Question

A 67 kg window cleaner uses a 11 kg ladder that is 5.9 m long. He places one end on the ground 2.7 m from a wall, rests the upper end against a cracked window, and climbs the ladder. He is 3.3 m up along the ladder when the window breaks. Neglect friction between the ladder and window and assume that the base of the ladder does not slip. When the window is on the verge of breaking, what are (a) the magnitude of the force on the window from the ladder, (b) the magnitude of the force on the ladder from the ground, and (c) the angle (relative to the horizontal) of that force on the ladder?

Answer 1

(a)what is the magnitude of the force on the window from the ladder?

For balancing torques, let's make the point where the ladder touches the ground be the reference point.
Also, let's make the angle the ladder makes with the ground = θ.

(torque due to weight of ladder) + (torque due to weight of window cleaner) = (torque due to window pushing on top of ladder)

(11 kg)(9.81 m/s^2)(5.9 m / 2)sin(90° - θ) + (67 kg)(9.81 m/s^2)(3.3 m)sin(90° - θ) = F(5.9 m)sinθ
(11 kg)(9.81 m/s^2)(5.9 m / 2)cosθ + (67 kg)(9.81 m/s^2)(3.3 m)cosθ = F(5.9 m)sinθ
(11 kg)(9.81 m/s^2)(5.9 m / 2)(2.7 m / 5.9 m) + (67 kg)(9.81 m/s^2)(3.3 m)(2.7 m / 5.9 m) = F(5.9 m)(sqrt[(5.9 m)^2 - (2.7 m)^2] / 5.9 m)

F = 216.68 N

(b) what is the magnitude of the force on the ladder from the ground?

The horizontal component due to friction will be opposite in direction, but have the same magnitude of the force on the window: 216.68 N.

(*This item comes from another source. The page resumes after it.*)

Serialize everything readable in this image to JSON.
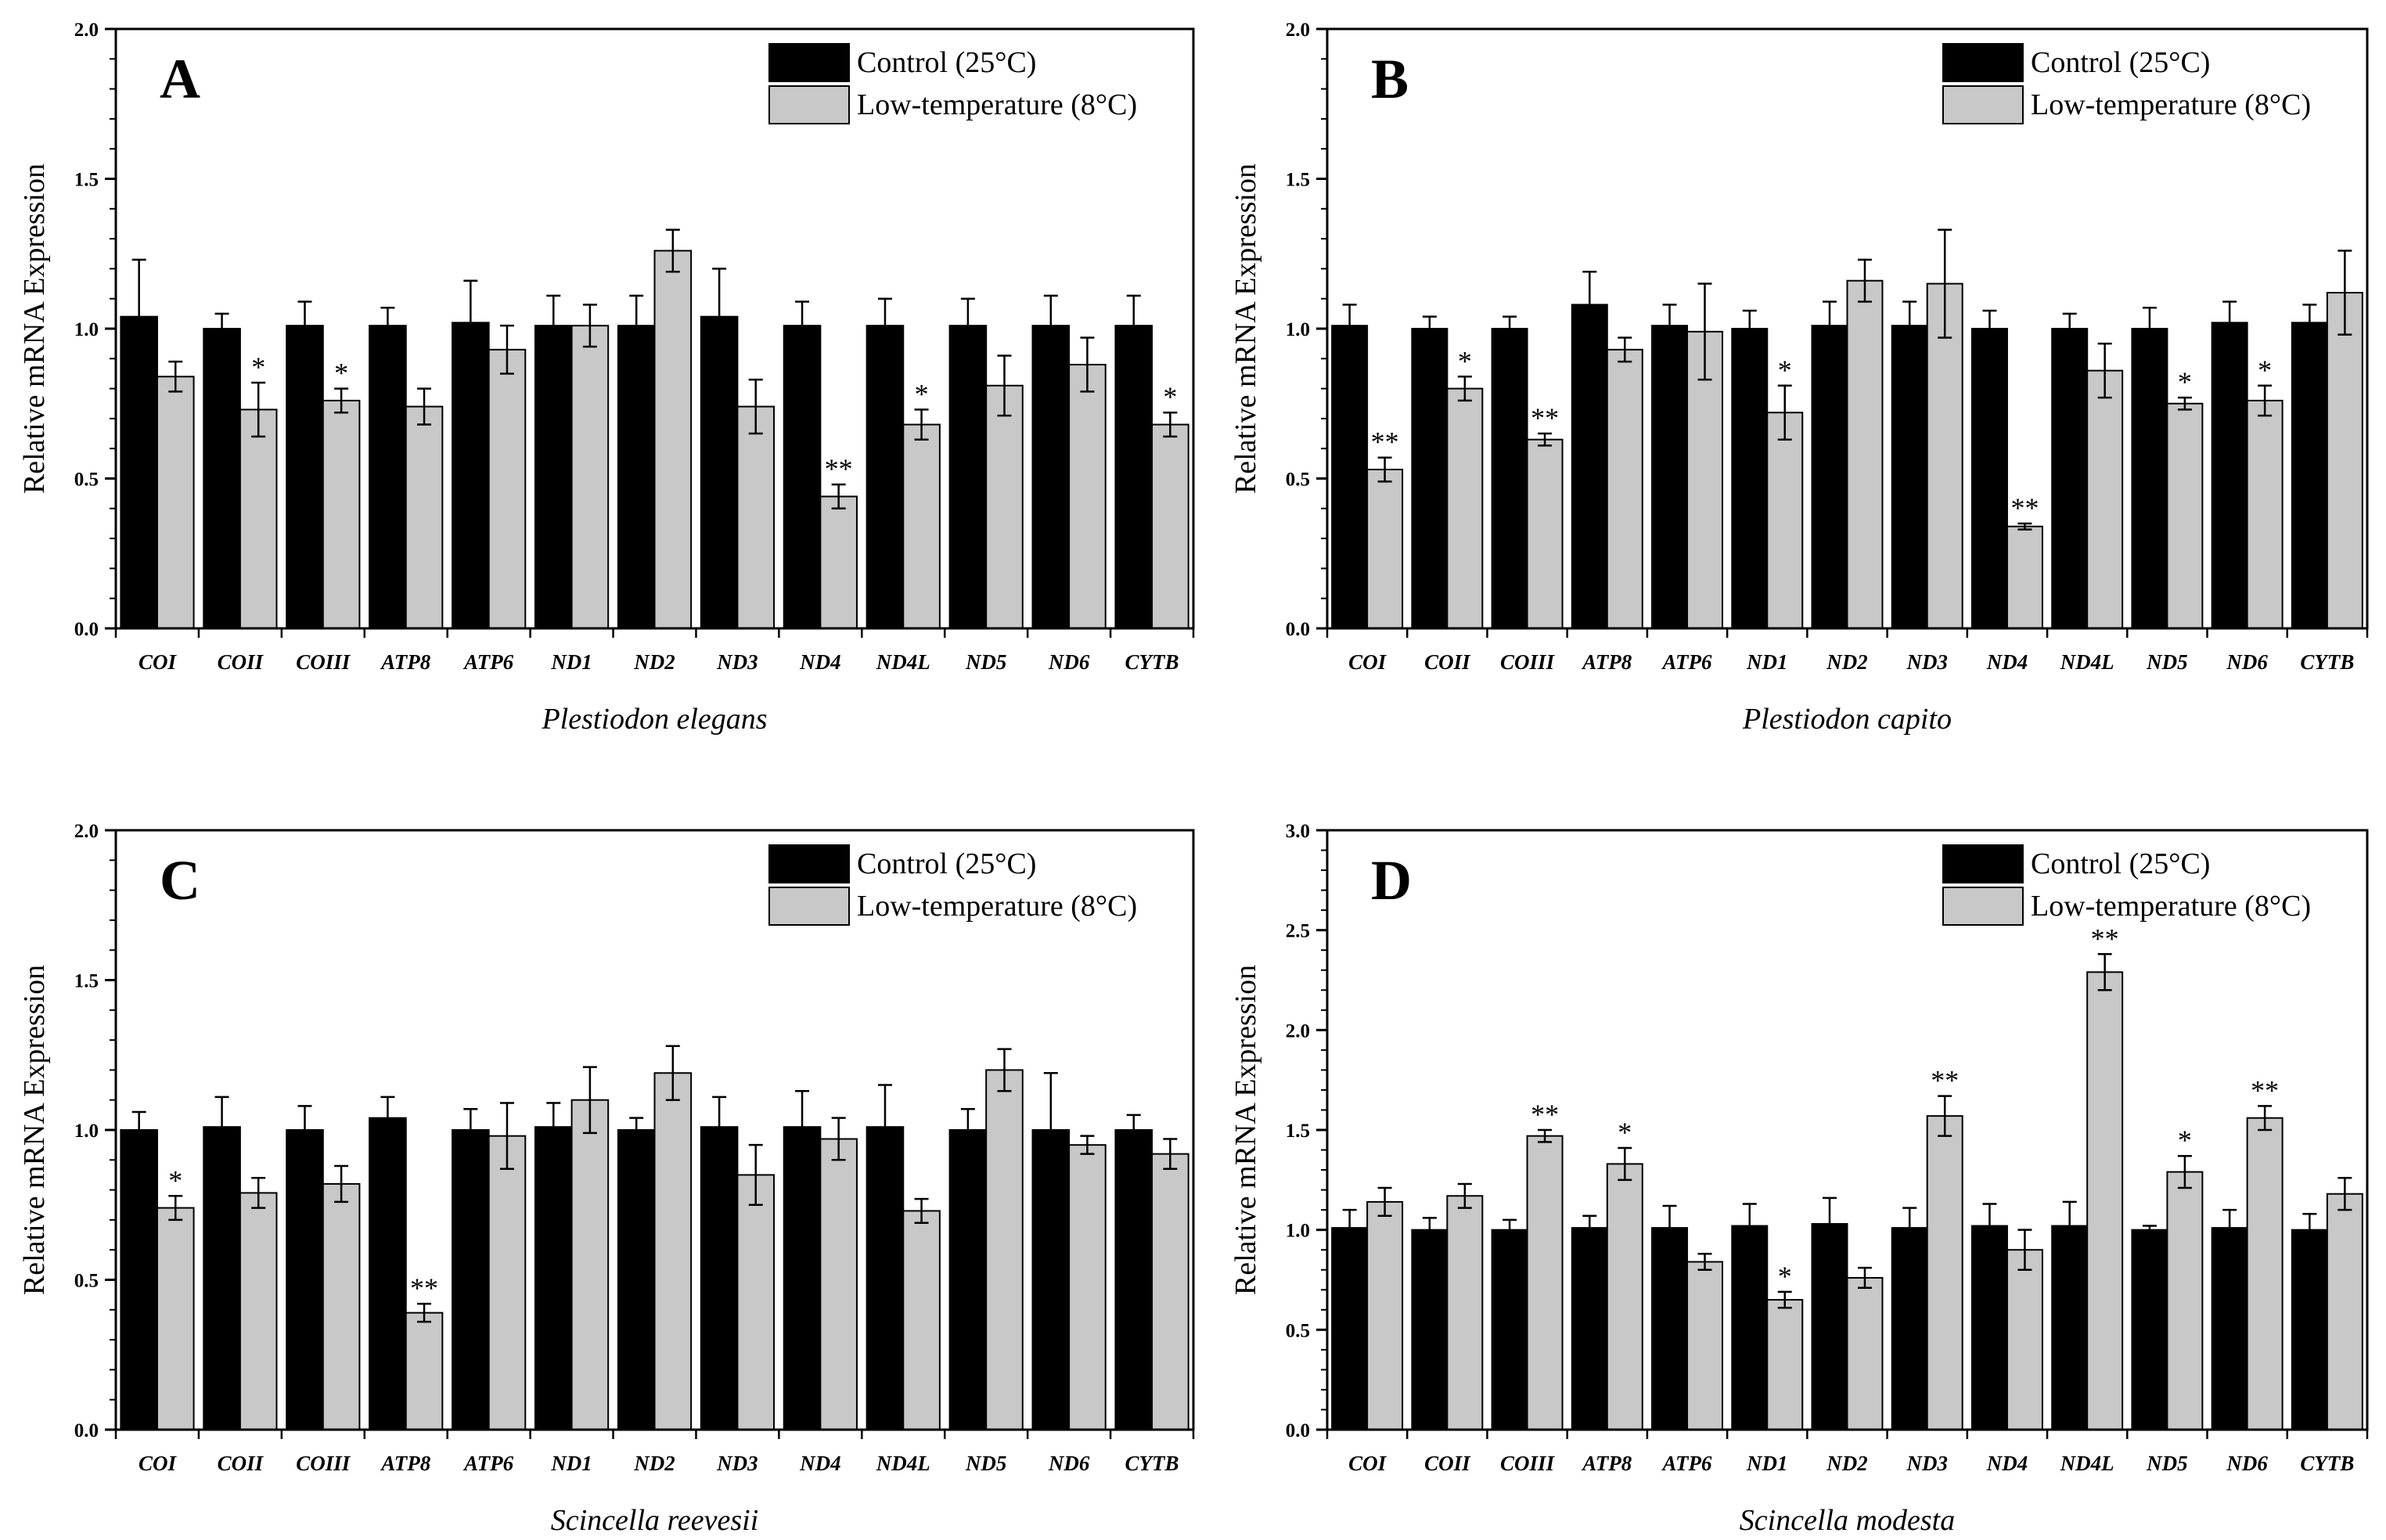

The vertical component of force will equal the weight of the ladder and window cleaner:
(11 + 67 kg)(9.81 m/s^2) = 765.18 N

total force = sqrt[(216.68)^2 + (765.18)^2]
total force = 795.27 N

(c)What is the angle of this force on the ladder?
tanφ = 765.18 / 216.68
φ = 74.19° (measured upward from ground)